Opinion-piece: Power of Sample Data

Created by Johann Furmann, edited by Sviatoslav Voloshin

Disclaimer

This document is my personal opinion and just one way of doing things. I’m looking forward to any feedback.

Introduction

In our projects, we have to make countless small and big decisions. The decisions are sometimes very small as the order of fields on a page layout, sometimes very big like the implementation of Salesforce CPQ for Quote generation.

Making these decisions needs always be based on the desired future process, which is most often based on existing processes.

Discussing the desired outcome can often take a very long time since there are many unknowns and “black swans.” This is where the concept of realistic sample or test-data comes into play. It is not a new concept, however, it is often overlooked or not given the necessary attention.

Existing data makes it possible to perform evidentiary analysis based on a small sample of truly random records. This type of analysis will often yield a greater depth of understanding of the real requirements than lengthy discussions. Evidence may also yield unexpected and even contrary results.
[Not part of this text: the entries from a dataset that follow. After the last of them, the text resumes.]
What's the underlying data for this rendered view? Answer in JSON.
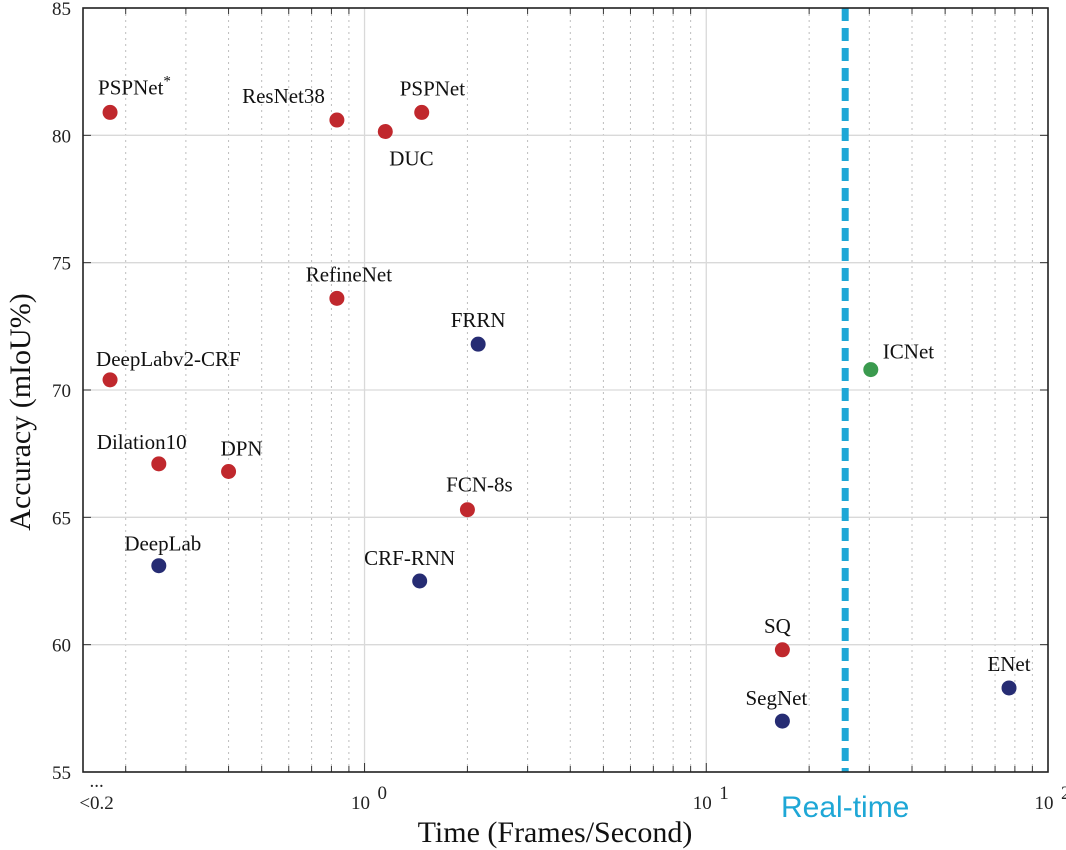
{
  "chart_data": {
    "type": "scatter",
    "xscale": "log",
    "xlim": [
      0.15,
      100
    ],
    "ylim": [
      55,
      85
    ],
    "xlabel": "Time (Frames/Second)",
    "ylabel": "Accuracy (mIoU%)",
    "grid": true,
    "x_ticks": [
      {
        "value": 0.16,
        "label": "<0.2"
      },
      {
        "value": 1,
        "label": "10",
        "exp": "0"
      },
      {
        "value": 10,
        "label": "10",
        "exp": "1"
      },
      {
        "value": 100,
        "label": "10",
        "exp": "2"
      }
    ],
    "x_ellipsis_label": "...",
    "y_ticks": [
      55,
      60,
      65,
      70,
      75,
      80,
      85
    ],
    "realtime": {
      "x": 25.5,
      "label": "Real-time",
      "color": "#1ea7d6"
    },
    "colors": {
      "red": "#c0282d",
      "blue": "#262c73",
      "green": "#3a9a4e"
    },
    "points": [
      {
        "name": "PSPNet",
        "sup": "*",
        "x": 0.18,
        "y": 80.9,
        "color": "red",
        "lx": -12,
        "ly": -18,
        "anchor": "start"
      },
      {
        "name": "ResNet38",
        "x": 0.83,
        "y": 80.6,
        "color": "red",
        "lx": -12,
        "ly": -17,
        "anchor": "end"
      },
      {
        "name": "PSPNet",
        "x": 1.47,
        "y": 80.9,
        "color": "red",
        "lx": -22,
        "ly": -17,
        "anchor": "start"
      },
      {
        "name": "DUC",
        "x": 1.15,
        "y": 80.15,
        "color": "red",
        "lx": 4,
        "ly": 34,
        "anchor": "start"
      },
      {
        "name": "RefineNet",
        "x": 0.83,
        "y": 73.6,
        "color": "red",
        "lx": 12,
        "ly": -17,
        "anchor": "middle"
      },
      {
        "name": "FRRN",
        "x": 2.15,
        "y": 71.8,
        "color": "blue",
        "lx": 0,
        "ly": -17,
        "anchor": "middle"
      },
      {
        "name": "DeepLabv2-CRF",
        "x": 0.18,
        "y": 70.4,
        "color": "red",
        "lx": -14,
        "ly": -14,
        "anchor": "start"
      },
      {
        "name": "ICNet",
        "x": 30.3,
        "y": 70.8,
        "color": "green",
        "lx": 12,
        "ly": -11,
        "anchor": "start"
      },
      {
        "name": "Dilation10",
        "x": 0.25,
        "y": 67.1,
        "color": "red",
        "lx": -62,
        "ly": -15,
        "anchor": "start"
      },
      {
        "name": "DPN",
        "x": 0.4,
        "y": 66.8,
        "color": "red",
        "lx": -8,
        "ly": -16,
        "anchor": "start"
      },
      {
        "name": "FCN-8s",
        "x": 2.0,
        "y": 65.3,
        "color": "red",
        "lx": 12,
        "ly": -18,
        "anchor": "middle"
      },
      {
        "name": "DeepLab",
        "x": 0.25,
        "y": 63.1,
        "color": "blue",
        "lx": 4,
        "ly": -15,
        "anchor": "middle"
      },
      {
        "name": "CRF-RNN",
        "x": 1.45,
        "y": 62.5,
        "color": "blue",
        "lx": -10,
        "ly": -16,
        "anchor": "middle"
      },
      {
        "name": "SQ",
        "x": 16.7,
        "y": 59.8,
        "color": "red",
        "lx": -5,
        "ly": -17,
        "anchor": "middle"
      },
      {
        "name": "SegNet",
        "x": 16.7,
        "y": 57.0,
        "color": "blue",
        "lx": -6,
        "ly": -16,
        "anchor": "middle"
      },
      {
        "name": "ENet",
        "x": 76.9,
        "y": 58.3,
        "color": "blue",
        "lx": 0,
        "ly": -17,
        "anchor": "middle"
      }
    ]
  }
}
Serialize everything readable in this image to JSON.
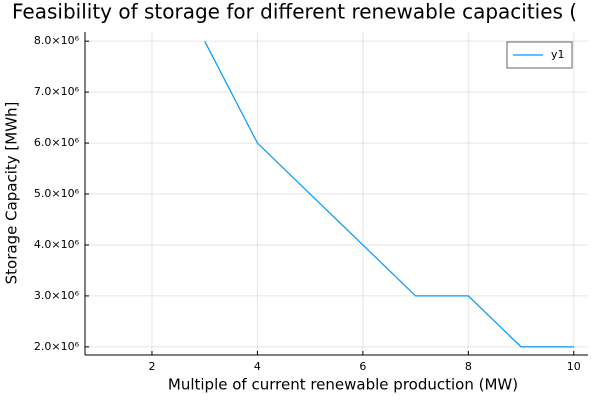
{
  "chart_data": {
    "type": "line",
    "title": "Feasibility of storage for different renewable capacities (",
    "x_label": "Multiple of current renewable production (MW)",
    "y_label": "Storage Capacity [MWh]",
    "x": [
      1,
      2,
      3,
      4,
      5,
      6,
      7,
      8,
      9,
      10
    ],
    "series": [
      {
        "name": "y1",
        "color": "#009af9",
        "values": [
          null,
          null,
          8000000,
          6000000,
          5000000,
          4000000,
          3000000,
          3000000,
          2000000,
          2000000
        ]
      }
    ],
    "xlim": [
      0.73,
      10.27
    ],
    "xticks": [
      2,
      4,
      6,
      8,
      10
    ],
    "ylim": [
      1840000,
      8180000
    ],
    "yticks": [
      {
        "value": 2000000,
        "label": "2.0×10⁶"
      },
      {
        "value": 3000000,
        "label": "3.0×10⁶"
      },
      {
        "value": 4000000,
        "label": "4.0×10⁶"
      },
      {
        "value": 5000000,
        "label": "5.0×10⁶"
      },
      {
        "value": 6000000,
        "label": "6.0×10⁶"
      },
      {
        "value": 7000000,
        "label": "7.0×10⁶"
      },
      {
        "value": 8000000,
        "label": "8.0×10⁶"
      }
    ],
    "grid": true,
    "legend": "top-right"
  }
}
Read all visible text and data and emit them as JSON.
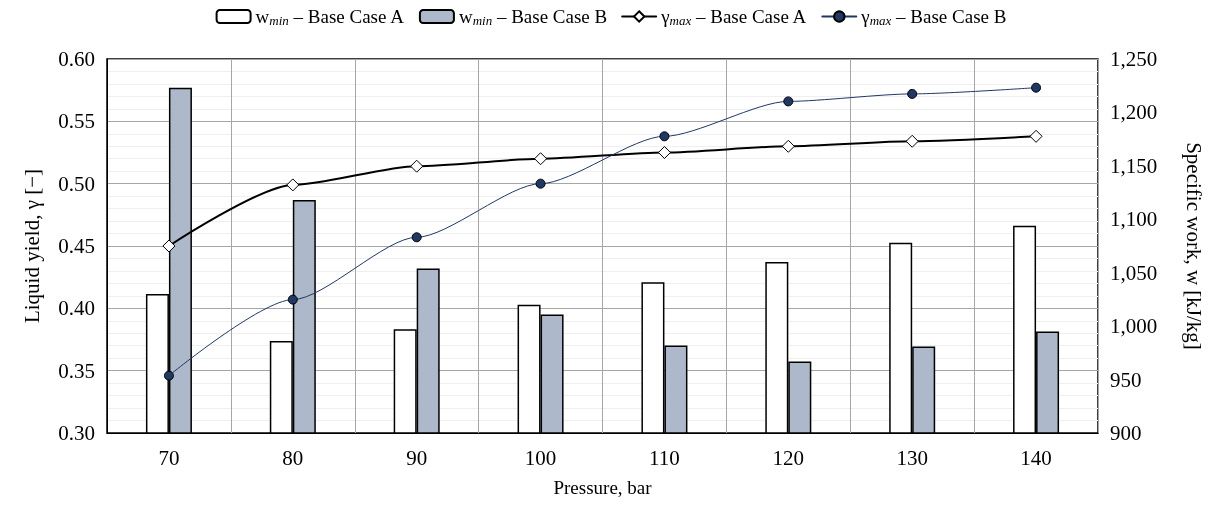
{
  "chart_data": {
    "type": "bar",
    "xlabel": "Pressure, bar",
    "ylabel": "Liquid yield, γ [−]",
    "y2label": "Specific work, w [kJ/kg]",
    "categories": [
      "70",
      "80",
      "90",
      "100",
      "110",
      "120",
      "130",
      "140"
    ],
    "series": [
      {
        "name": "w$_{min}$ – Base Case A",
        "axis": "y2",
        "color": "#ffffff",
        "values": [
          1030,
          986,
          997,
          1020,
          1041,
          1060,
          1078,
          1094
        ]
      },
      {
        "name": "w$_{min}$ – Base Case B",
        "axis": "y2",
        "color": "#adb9ca",
        "values": [
          1223,
          1118,
          1054,
          1011,
          982,
          967,
          981,
          995
        ]
      },
      {
        "name": "γ$_{max}$ – Base Case A",
        "type": "line",
        "marker": "diamond",
        "color": "#000000",
        "values": [
          0.45,
          0.499,
          0.514,
          0.52,
          0.525,
          0.53,
          0.534,
          0.538
        ]
      },
      {
        "name": "γ$_{max}$ – Base Case B",
        "type": "line",
        "marker": "circle",
        "color": "#1f3864",
        "values": [
          0.346,
          0.407,
          0.457,
          0.5,
          0.538,
          0.566,
          0.572,
          0.577
        ]
      }
    ],
    "ylim": [
      0.3,
      0.6
    ],
    "yticks": [
      {
        "value": 0.3,
        "label": "0.30"
      },
      0.35,
      {
        "value": 0.4,
        "label": "0.40"
      },
      0.45,
      {
        "value": 0.5,
        "label": "0.50"
      },
      0.55,
      {
        "value": 0.6,
        "label": "0.60"
      }
    ],
    "y2lim": [
      900,
      1250
    ],
    "y2ticks": [
      900,
      950,
      {
        "value": 1000,
        "label": "1,000"
      },
      {
        "value": 1050,
        "label": "1,050"
      },
      {
        "value": 1100,
        "label": "1,100"
      },
      {
        "value": 1150,
        "label": "1,150"
      },
      {
        "value": 1200,
        "label": "1,200"
      },
      {
        "value": 1250,
        "label": "1,250"
      }
    ],
    "grid": true,
    "legend": "top",
    "line_style": "solid"
  }
}
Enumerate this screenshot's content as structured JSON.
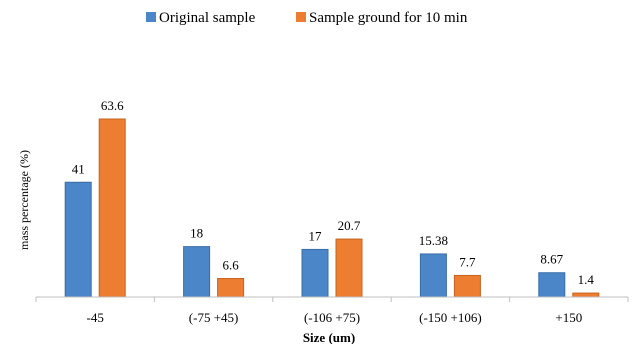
{
  "chart_data": {
    "type": "bar",
    "title": "",
    "xlabel": "Size (um)",
    "ylabel": "mass  percentage   (%)",
    "categories": [
      "-45",
      "(-75 +45)",
      "(-106 +75)",
      "(-150 +106)",
      "+150"
    ],
    "series": [
      {
        "name": "Original sample",
        "color": "#4a86c8",
        "edge": "#3a6ea5",
        "values": [
          41,
          18,
          17,
          15.38,
          8.67
        ],
        "labels": [
          "41",
          "18",
          "17",
          "15.38",
          "8.67"
        ]
      },
      {
        "name": "Sample ground for 10 min",
        "color": "#ed7d31",
        "edge": "#c5631f",
        "values": [
          63.6,
          6.6,
          20.7,
          7.7,
          1.4
        ],
        "labels": [
          "63.6",
          "6.6",
          "20.7",
          "7.7",
          "1.4"
        ]
      }
    ],
    "ylim": [
      0,
      70
    ],
    "grid": false,
    "legend": "top-center"
  }
}
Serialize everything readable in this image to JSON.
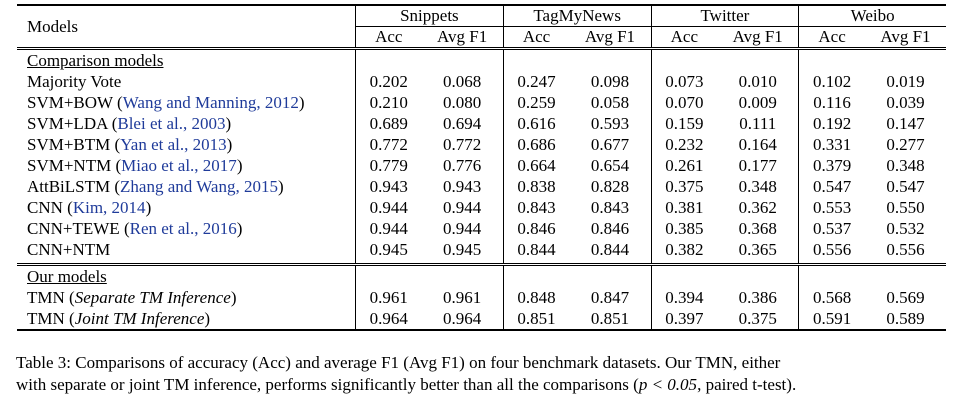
{
  "table": {
    "header_models": "Models",
    "datasets": [
      "Snippets",
      "TagMyNews",
      "Twitter",
      "Weibo"
    ],
    "metrics": [
      "Acc",
      "Avg F1"
    ],
    "groups": [
      {
        "title": "Comparison models",
        "rows": [
          {
            "name": "Majority Vote",
            "cite": "",
            "italic": "",
            "values": [
              "0.202",
              "0.068",
              "0.247",
              "0.098",
              "0.073",
              "0.010",
              "0.102",
              "0.019"
            ],
            "bold": []
          },
          {
            "name": "SVM+BOW",
            "cite": "Wang and Manning, 2012",
            "italic": "",
            "values": [
              "0.210",
              "0.080",
              "0.259",
              "0.058",
              "0.070",
              "0.009",
              "0.116",
              "0.039"
            ],
            "bold": []
          },
          {
            "name": "SVM+LDA",
            "cite": "Blei et al., 2003",
            "italic": "",
            "values": [
              "0.689",
              "0.694",
              "0.616",
              "0.593",
              "0.159",
              "0.111",
              "0.192",
              "0.147"
            ],
            "bold": []
          },
          {
            "name": "SVM+BTM",
            "cite": "Yan et al., 2013",
            "italic": "",
            "values": [
              "0.772",
              "0.772",
              "0.686",
              "0.677",
              "0.232",
              "0.164",
              "0.331",
              "0.277"
            ],
            "bold": []
          },
          {
            "name": "SVM+NTM",
            "cite": "Miao et al., 2017",
            "italic": "",
            "values": [
              "0.779",
              "0.776",
              "0.664",
              "0.654",
              "0.261",
              "0.177",
              "0.379",
              "0.348"
            ],
            "bold": []
          },
          {
            "name": "AttBiLSTM",
            "cite": "Zhang and Wang, 2015",
            "italic": "",
            "values": [
              "0.943",
              "0.943",
              "0.838",
              "0.828",
              "0.375",
              "0.348",
              "0.547",
              "0.547"
            ],
            "bold": []
          },
          {
            "name": "CNN",
            "cite": "Kim, 2014",
            "italic": "",
            "values": [
              "0.944",
              "0.944",
              "0.843",
              "0.843",
              "0.381",
              "0.362",
              "0.553",
              "0.550"
            ],
            "bold": []
          },
          {
            "name": "CNN+TEWE",
            "cite": "Ren et al., 2016",
            "italic": "",
            "values": [
              "0.944",
              "0.944",
              "0.846",
              "0.846",
              "0.385",
              "0.368",
              "0.537",
              "0.532"
            ],
            "bold": []
          },
          {
            "name": "CNN+NTM",
            "cite": "",
            "italic": "",
            "values": [
              "0.945",
              "0.945",
              "0.844",
              "0.844",
              "0.382",
              "0.365",
              "0.556",
              "0.556"
            ],
            "bold": []
          }
        ]
      },
      {
        "title": "Our models",
        "rows": [
          {
            "name": "TMN",
            "cite": "",
            "italic": "Separate TM Inference",
            "values": [
              "0.961",
              "0.961",
              "0.848",
              "0.847",
              "0.394",
              "0.386",
              "0.568",
              "0.569"
            ],
            "bold": [
              5
            ]
          },
          {
            "name": "TMN",
            "cite": "",
            "italic": "Joint TM Inference",
            "values": [
              "0.964",
              "0.964",
              "0.851",
              "0.851",
              "0.397",
              "0.375",
              "0.591",
              "0.589"
            ],
            "bold": [
              0,
              1,
              2,
              3,
              4,
              6,
              7
            ]
          }
        ]
      }
    ]
  },
  "caption": {
    "line1": "Table 3: Comparisons of accuracy (Acc) and average F1 (Avg F1) on four benchmark datasets. Our TMN, either",
    "line2_pre": "with separate or joint TM inference, performs significantly better than all the comparisons (",
    "line2_math": "p < 0.05",
    "line2_post": ", paired t-test)."
  }
}
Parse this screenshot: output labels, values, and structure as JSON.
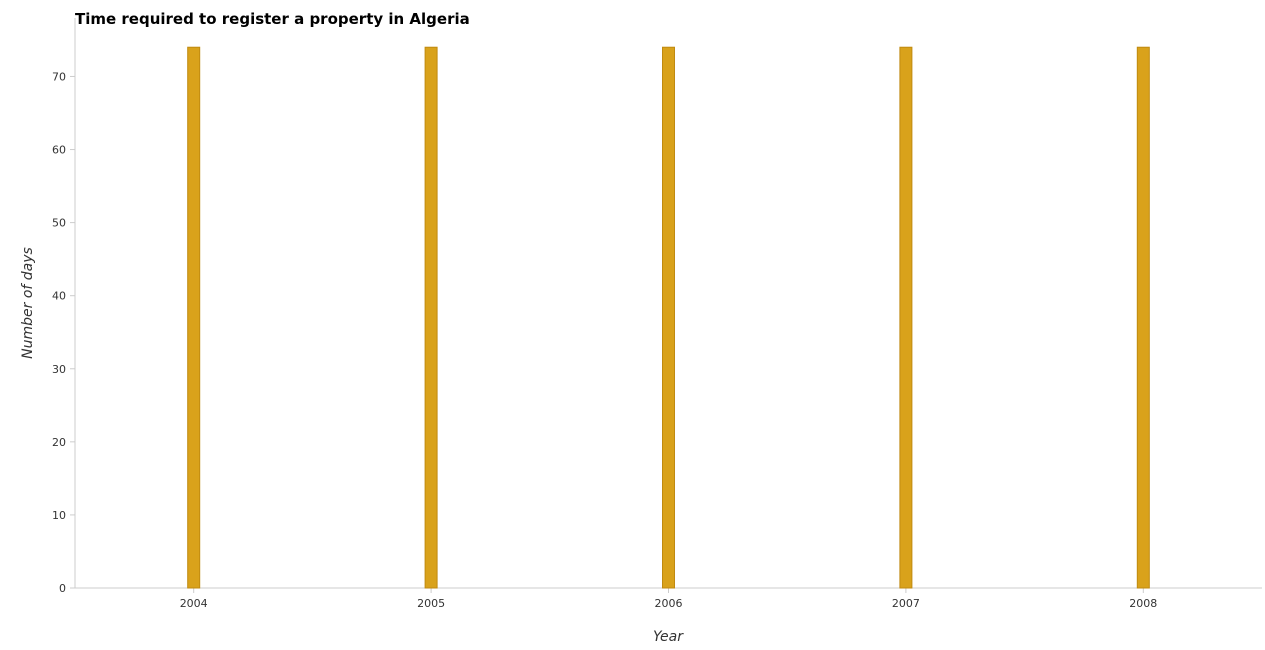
{
  "chart_data": {
    "type": "bar",
    "title": "Time required to register a property in Algeria",
    "xlabel": "Year",
    "ylabel": "Number of days",
    "categories": [
      "2004",
      "2005",
      "2006",
      "2007",
      "2008"
    ],
    "values": [
      74,
      74,
      74,
      74,
      74
    ],
    "ylim": [
      0,
      78
    ],
    "yticks": [
      0,
      10,
      20,
      30,
      40,
      50,
      60,
      70
    ],
    "grid": false,
    "legend": "none",
    "bar_color": "#d9a21b",
    "bar_stroke": "#c08a10"
  }
}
My experience has taught me that most discussions about the business are rather theoretical and somewhat detached from reality.

We sit in a room and discuss hypothetical processes without examining reality. If we are lucky, we have the voice of the user in the room. What we almost never have in the room is the reality. Human memory is typically unreliable. We like to remember the outliers, exceptions, or what fits our beliefs. It is almost impossible for us humans to remember something we would prefer to filter out.

That’s where sample data comes into place. Even a small sample size can give us a glimpse into reality.

I’d like to explain it with a simple example:

Business problem:

Users spend a lot of time filling out the “Comment” field on Quotes. 

Management wants to decide if that’s still needed in the future or should be removed.

Preparation:

The team defines the purpose of the Comment field.

The Comment field is meant to help the Invoicing Team create the correct invoice.

Sample Data:

The project team picks the 20 random Quotes where the comment field is filled out. The team does not filter the Quotes in any other way.

Classification:

The team takes the 20 Comments and asks two members of the invoicing team to classify the comments. Comments are classified as “helpful” or “not helpful”.

Decision:

Based on the classification we learned that the Invoicing Team members classified 2 out of the 20 comments as helpful. All others were classified as “Not helpful”.

Using that data it is concluded that the comment field is removed since the value of the comments does not justify the effort of maintaining the field (migrating data, reporting on it, etc.). 

Sample size:

In my experience, a sample size of 10 – 20 records is more than sufficient for such analysis. Often 5 records are already enough to see a trend.

Randomness:

As tempting as it may be to filter sample data, for fear of certain records not being good examples or user bias, this practice must be avoided, since the objective is to reflect reality and not a version of it. Making decisions based on real evidence will produce better results. It’s a lot like good parenting – you will not be the most popular person and it will require more work and rigor, but your customers and your future self will thank you later.

Summary:

Using the aforementioned process takes about an hour of work. The outcome of the decision is better than any lengthy discussions since it’s based on real end-user feedback.

Discussions typically yield less accurate results, since they are usually based on assumptions, inaccurate information, and anecdotal evidence.